The rain in Spain falls mainly on the Euro...

There's an interesting prediction from City Slicker.
My vote was for Spain to exit the euro area, you read it here first. Wait to you see their sub-prime write downs on Spanish banks, whom the government bet the house on in tax and investment terms...

Now, that would be interesting, wouldn't you say?

Spain has, indeed, been hit rather hard recently. A few years ago, they were bowling along very nicely, but now unemployment and inflation are up and the economy is staggering slightly.

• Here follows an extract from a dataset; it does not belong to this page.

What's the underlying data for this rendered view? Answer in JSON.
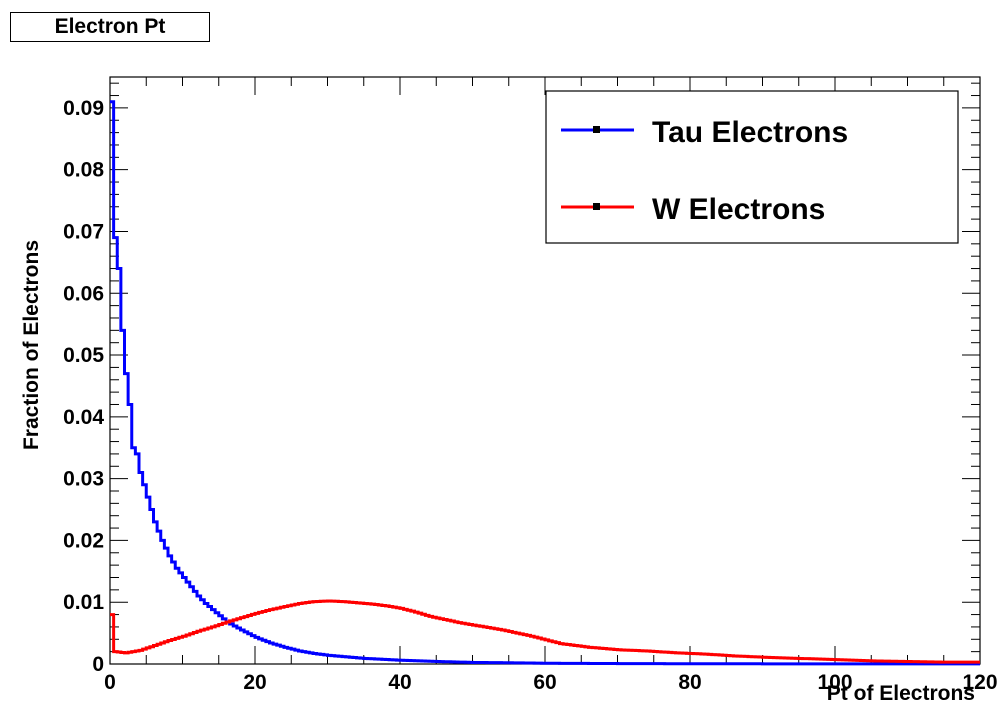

But the £1,750,000,000,000* question is, of course, should it come to such a drastic measure, will Spain actually be allowed to opt out of the Euro?

Interesting times...

UPDATE: via David Farrer, I come across this rather ominous article.
Thanks to England Expects for this link:
There is absolutely no solid evidence to suggest it but this publication predicts that by the end of the month of January Britain will have announced that it intends to join the euro.

I think they may be right.

Let us hope not: it would be a colossal fucking disaster. It would not, however, surprise me: after all, it was Gordon Brown who—quietly, quietly—switched us, from the traditional RPI and RPI-X inflation indices, to the EU's CPI inflation index.

But NuLabour would have to give us a referendum on this issue... surely?

* This is the rough figure that Wat Tyler puts on our total National Debt.


Roger Thornhill said...

If Spain is at risk of wanting out, the mask will slip from the face of the EU. Once that circus begins, all will know that the EU is arranged as a turnstyle - easy in but forget getting out. Once that circus begins, ther is no way people will agree to joining the Euro.

I suspect Gordon wants to join as it will cloud the domestic economic disaster that is coming.

Dundonald said...

Funny you should say that. Rumours abound on the notion that he is about to do just that.

No doubt that it will be a completely different Euro to the one used on the continent, and thus, no need for a referendum.

Anonymous said...

The American Civil War started when states chose to opt out of the Union. They too had a common currency.

Anonymous said...

Europhiles have been pushing the euro again recently, which I thought odd until seeing this news.

My recollection is that the EU Constitution, in the pre-amble, stated that the euro was the currency of the EU.

If this is correct, and if the Lisbon Treaty follows the Constitution, we may be forced to scrap the pound and adopt the euro.

And no, there would be no vote because we will have already swallowed the Lisbon Treaty.

Very depressing.

Roger Thornhill said...

I'd be very tempted to withdraw every penny I have and either keep it in CHF or USD. Hong Kong does multicurrncy accounts with very cheap spreads (around 0.3% last time I looked - an order of magnitude smaller than the UK).

Does anyone have the law on trading only in foreign currency?